The flower is from greenish, yellow to white. Male and female flower on different plants. The pollination is done by bee s and other insects. The flowers are irregular or trimerous. The flowers are unisexuals, male flowers with 5 to 20 fertile stamens. The female with a ovary globose, with 9-12 staminodes, urceolate hypanthium. the flowers could be without petals to nine petals by species. The petals when present are equal or unequal, often caducous during anthesis. In the stamens, several inner ones with glands.

Regularly, in the trimerous flowers there are three trimerous, up to 9 flowers. The third whorl with glands.

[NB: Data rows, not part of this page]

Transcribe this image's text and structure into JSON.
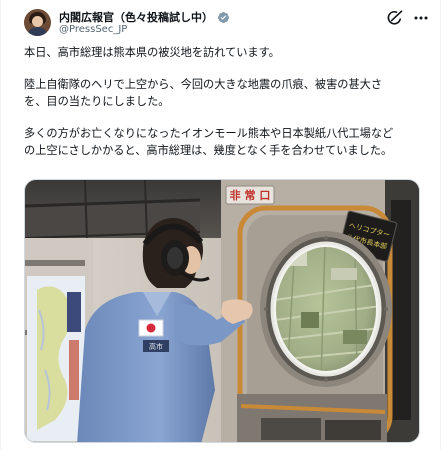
{
  "author": {
    "name": "内閣広報官（色々投稿試し中）",
    "handle": "@PressSec_JP",
    "verified_color": "#829aab",
    "avatar_icon": "person-avatar"
  },
  "actions": {
    "grok_icon": "grok-icon",
    "more_icon": "more-icon"
  },
  "tweet": {
    "line1": "本日、高市総理は熊本県の被災地を訪れています。",
    "line2": "陸上自衛隊のヘリで上空から、今回の大きな地震の爪痕、被害の甚大さ",
    "line3": "を、目の当たりにしました。",
    "line4": "多くの方がお亡くなりになったイオンモール熊本や日本製紙八代工場など",
    "line5": "の上空にさしかかると、高市総理は、幾度となく手を合わせていました。"
  },
  "photo": {
    "exit_sign": "非 常 口",
    "plate_line1": "ヘリコプター",
    "plate_line2": "八代市長本部"
  },
  "colors": {
    "text": "#0f1419",
    "secondary": "#536471",
    "border": "#cfd9de"
  }
}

Filaments usually longer than the anthers. Anthers are having four locules. The pollen sacs arranged mostly in two pairs above each other, all introrse. Lower pollen sacs are latrorse. The staminodes usually are absent. The tepals usually are deciduous. The Pistillo or gynoecium well developed to absent. Fruits on a light or markedly thickened pedicel, supported by a shallow or deep dome, simple margin. The flower have a flat to deeply cup-shaped receptacle.The fruit is a drupe of variable shape and size. The most striking are its fruits, sometimes an ovoid berry, plum-like to olive-like drupe settled on a discoid small dome. With shape rounded or ovoid, brown to black, rarely green, purple, reddish, orange or yellow. The fruits are a very important food source for birds and other wildlife, like rodents, muntjacs, monkeys and bats. Most seeds pass through the bird's digestive system intact. Seed dispersal via ingestion by vertebrate animals, mostly birds and mammals, is the dispersal mechanism for most tree species.